Para entender o que isso tem a ver com o Brasil, é preciso pensar no tipo de produção cultural que a gente tem, que por um lado naturaliza a desigualdade entre homens e mulheres e por outro torna as mulheres objetos e traz a ideia de que o homem não consegue se conter. Como se o homem fosse uma espécie de bicho descontrolado. O que não é verdade porque, se fosse assim, todos os homens seriam predadores sexuais. Um caso clássico é o de uma propaganda de cerveja do carnaval do ano passado que dizia deixei o não em casa, que sugere que a mulher diz não, mas no fundo quer dizer sim. As pesquisas com violência contra as mulheres mostram que o estupro é muito mais comum do que a gente imagina, acontece de modo muito mais corriqueiro. Estudo recente do Ipea calculou que 10% a no máximo 30% dos casos são de fato denunciados. Isso porque vivemos numa sociedade que nutre a ideia que se uma menina denuncia um estupro, a primeira coisa que acontece é cair a culpa sobre ela.

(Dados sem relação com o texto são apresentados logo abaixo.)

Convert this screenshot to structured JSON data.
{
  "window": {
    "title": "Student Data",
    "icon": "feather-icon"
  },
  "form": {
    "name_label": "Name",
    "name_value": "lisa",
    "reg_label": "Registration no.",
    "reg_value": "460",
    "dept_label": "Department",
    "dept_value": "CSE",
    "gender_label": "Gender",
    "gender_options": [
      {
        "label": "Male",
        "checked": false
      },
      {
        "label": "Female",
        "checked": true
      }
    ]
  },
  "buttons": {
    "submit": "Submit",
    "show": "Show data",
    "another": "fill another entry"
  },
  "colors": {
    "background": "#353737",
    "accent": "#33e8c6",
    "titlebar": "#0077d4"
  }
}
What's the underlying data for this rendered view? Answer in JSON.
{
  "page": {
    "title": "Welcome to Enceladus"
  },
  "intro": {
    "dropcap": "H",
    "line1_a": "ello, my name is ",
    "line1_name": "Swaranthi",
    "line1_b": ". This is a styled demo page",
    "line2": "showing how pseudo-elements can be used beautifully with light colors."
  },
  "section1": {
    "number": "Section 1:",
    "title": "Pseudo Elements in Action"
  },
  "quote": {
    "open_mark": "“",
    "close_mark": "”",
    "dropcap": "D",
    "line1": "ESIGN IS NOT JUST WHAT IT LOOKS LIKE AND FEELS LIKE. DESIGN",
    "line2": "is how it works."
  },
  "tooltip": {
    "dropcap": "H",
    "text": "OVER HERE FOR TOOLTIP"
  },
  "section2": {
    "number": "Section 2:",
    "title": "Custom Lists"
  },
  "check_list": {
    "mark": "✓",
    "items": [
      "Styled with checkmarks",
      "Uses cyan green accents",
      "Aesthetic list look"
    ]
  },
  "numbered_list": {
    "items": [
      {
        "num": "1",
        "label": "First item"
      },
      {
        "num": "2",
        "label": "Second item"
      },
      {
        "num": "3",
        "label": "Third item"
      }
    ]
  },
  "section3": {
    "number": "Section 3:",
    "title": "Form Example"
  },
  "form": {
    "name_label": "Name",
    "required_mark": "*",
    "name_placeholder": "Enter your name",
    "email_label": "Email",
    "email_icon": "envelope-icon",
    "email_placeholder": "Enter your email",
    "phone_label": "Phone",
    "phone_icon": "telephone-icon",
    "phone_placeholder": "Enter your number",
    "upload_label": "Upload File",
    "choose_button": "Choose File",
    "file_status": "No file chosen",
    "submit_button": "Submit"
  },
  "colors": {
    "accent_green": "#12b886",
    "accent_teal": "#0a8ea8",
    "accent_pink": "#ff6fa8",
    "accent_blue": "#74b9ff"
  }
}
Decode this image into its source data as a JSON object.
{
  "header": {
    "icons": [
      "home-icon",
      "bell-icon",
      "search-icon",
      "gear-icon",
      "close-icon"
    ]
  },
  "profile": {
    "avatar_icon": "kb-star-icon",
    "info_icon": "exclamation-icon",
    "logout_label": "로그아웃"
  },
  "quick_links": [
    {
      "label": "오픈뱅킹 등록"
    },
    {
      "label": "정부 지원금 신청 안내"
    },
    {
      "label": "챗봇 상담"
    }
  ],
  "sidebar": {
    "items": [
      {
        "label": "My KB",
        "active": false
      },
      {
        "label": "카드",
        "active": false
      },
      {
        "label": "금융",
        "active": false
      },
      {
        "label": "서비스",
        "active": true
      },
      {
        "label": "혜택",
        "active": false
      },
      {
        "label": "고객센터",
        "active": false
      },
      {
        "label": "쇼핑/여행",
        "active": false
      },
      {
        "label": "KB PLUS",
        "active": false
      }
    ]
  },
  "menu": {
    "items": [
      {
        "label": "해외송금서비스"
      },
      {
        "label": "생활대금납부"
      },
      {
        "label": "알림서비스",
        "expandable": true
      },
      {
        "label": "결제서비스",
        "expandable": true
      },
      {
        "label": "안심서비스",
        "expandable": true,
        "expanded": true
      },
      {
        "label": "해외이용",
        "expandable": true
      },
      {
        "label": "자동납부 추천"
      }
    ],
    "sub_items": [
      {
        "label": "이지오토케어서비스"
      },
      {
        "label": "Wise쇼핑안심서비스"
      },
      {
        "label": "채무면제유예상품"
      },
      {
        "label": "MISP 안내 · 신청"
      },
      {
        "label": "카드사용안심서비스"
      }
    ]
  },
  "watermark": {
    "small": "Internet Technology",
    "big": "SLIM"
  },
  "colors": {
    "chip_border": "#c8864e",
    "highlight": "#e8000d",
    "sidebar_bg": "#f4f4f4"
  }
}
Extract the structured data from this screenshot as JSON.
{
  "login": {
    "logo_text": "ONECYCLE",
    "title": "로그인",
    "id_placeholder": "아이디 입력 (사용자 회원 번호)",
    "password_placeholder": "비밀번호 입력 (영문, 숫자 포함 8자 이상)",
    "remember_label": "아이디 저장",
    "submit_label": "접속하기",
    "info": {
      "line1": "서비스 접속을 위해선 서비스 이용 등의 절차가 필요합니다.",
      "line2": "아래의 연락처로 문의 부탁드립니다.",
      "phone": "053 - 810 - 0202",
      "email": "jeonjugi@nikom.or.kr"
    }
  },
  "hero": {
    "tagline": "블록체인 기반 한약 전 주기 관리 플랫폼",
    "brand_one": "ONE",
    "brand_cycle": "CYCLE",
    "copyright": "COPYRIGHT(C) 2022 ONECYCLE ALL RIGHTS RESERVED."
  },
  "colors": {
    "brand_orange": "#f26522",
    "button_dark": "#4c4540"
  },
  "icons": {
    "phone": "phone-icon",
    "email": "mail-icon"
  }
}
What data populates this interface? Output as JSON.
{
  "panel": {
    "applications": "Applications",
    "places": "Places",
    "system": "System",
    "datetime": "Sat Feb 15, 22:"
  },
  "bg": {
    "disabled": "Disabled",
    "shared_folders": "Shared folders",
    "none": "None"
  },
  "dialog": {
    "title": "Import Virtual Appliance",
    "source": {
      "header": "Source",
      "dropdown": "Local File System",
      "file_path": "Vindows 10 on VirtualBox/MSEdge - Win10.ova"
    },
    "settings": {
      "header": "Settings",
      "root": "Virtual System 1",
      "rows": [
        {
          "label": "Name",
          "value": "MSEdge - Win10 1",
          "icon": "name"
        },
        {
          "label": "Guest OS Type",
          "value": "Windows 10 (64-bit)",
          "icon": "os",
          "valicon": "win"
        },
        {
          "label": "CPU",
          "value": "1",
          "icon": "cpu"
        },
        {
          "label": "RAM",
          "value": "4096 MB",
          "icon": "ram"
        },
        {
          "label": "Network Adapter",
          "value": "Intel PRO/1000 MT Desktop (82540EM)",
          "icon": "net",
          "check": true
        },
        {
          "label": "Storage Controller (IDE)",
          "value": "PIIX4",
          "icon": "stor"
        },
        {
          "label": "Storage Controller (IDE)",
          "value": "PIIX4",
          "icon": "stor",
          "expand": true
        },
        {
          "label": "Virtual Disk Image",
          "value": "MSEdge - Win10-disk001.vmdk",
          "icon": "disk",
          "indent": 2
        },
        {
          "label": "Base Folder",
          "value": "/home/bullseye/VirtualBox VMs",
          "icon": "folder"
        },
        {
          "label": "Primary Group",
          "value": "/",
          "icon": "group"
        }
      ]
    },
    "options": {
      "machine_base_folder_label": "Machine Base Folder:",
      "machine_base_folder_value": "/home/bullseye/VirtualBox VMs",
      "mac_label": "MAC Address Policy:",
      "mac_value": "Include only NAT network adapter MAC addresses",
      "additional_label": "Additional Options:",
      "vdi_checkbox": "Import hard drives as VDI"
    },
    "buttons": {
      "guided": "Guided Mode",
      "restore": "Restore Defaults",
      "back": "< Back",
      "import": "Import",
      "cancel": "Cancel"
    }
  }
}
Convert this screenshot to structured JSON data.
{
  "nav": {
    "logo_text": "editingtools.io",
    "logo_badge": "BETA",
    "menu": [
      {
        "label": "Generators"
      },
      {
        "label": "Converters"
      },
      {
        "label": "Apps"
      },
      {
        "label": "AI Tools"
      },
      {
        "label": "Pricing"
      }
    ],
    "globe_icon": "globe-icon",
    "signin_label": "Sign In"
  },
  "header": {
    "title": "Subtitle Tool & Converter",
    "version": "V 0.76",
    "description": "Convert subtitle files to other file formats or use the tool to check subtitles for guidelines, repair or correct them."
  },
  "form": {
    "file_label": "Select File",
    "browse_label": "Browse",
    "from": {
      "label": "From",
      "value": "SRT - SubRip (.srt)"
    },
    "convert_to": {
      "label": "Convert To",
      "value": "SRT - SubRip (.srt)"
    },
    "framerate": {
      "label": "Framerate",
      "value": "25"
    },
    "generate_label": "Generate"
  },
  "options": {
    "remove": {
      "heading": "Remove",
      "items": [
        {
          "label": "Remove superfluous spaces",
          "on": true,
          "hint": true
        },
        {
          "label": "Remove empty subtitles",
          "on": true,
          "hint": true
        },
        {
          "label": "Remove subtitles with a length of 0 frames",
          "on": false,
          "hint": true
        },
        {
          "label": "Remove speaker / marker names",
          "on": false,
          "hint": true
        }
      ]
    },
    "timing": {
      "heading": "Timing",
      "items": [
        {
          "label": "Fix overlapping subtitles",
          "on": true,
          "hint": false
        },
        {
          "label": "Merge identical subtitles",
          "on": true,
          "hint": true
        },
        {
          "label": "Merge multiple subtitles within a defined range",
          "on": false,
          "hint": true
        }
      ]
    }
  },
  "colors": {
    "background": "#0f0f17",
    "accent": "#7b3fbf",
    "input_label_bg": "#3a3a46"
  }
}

Muita gente tem dito: em vez de ensinar a menina a não ser estuprada, tem de ensinar os meninos a não estuprar. É só uma questão de educação?
A primeira coisa que tem de acontecer é punir os agressores. Hoje pune-se muito pouco esse tipo de caso. Muitos dos BOs que fizemos de casos na Universidade de São Paulo nem sequer foram investigados. Mas não basta punir. Educação é fundamental. É urgente falar de gênero na escola. Quando um menino pequeno está na escola, chora, e o pai fala: homem não chora, bata no menino que bateu em você, ele aprende que não pode expressar seu sentimento a não ser pela agressão. É ainda dominante uma cultura que os meninos têm de saber se defender. A gente ensina a se expressar pela violência. Tem de educar os meninos a ser amigos das meninas.
E isso aparece também no discurso de artistas, políticos.
É assustador que esse caso venha à tona num dia em que vemos o Alexandre Frota, que contou como piada na TV uma cena de estupro, indo ao Ministério da Educação.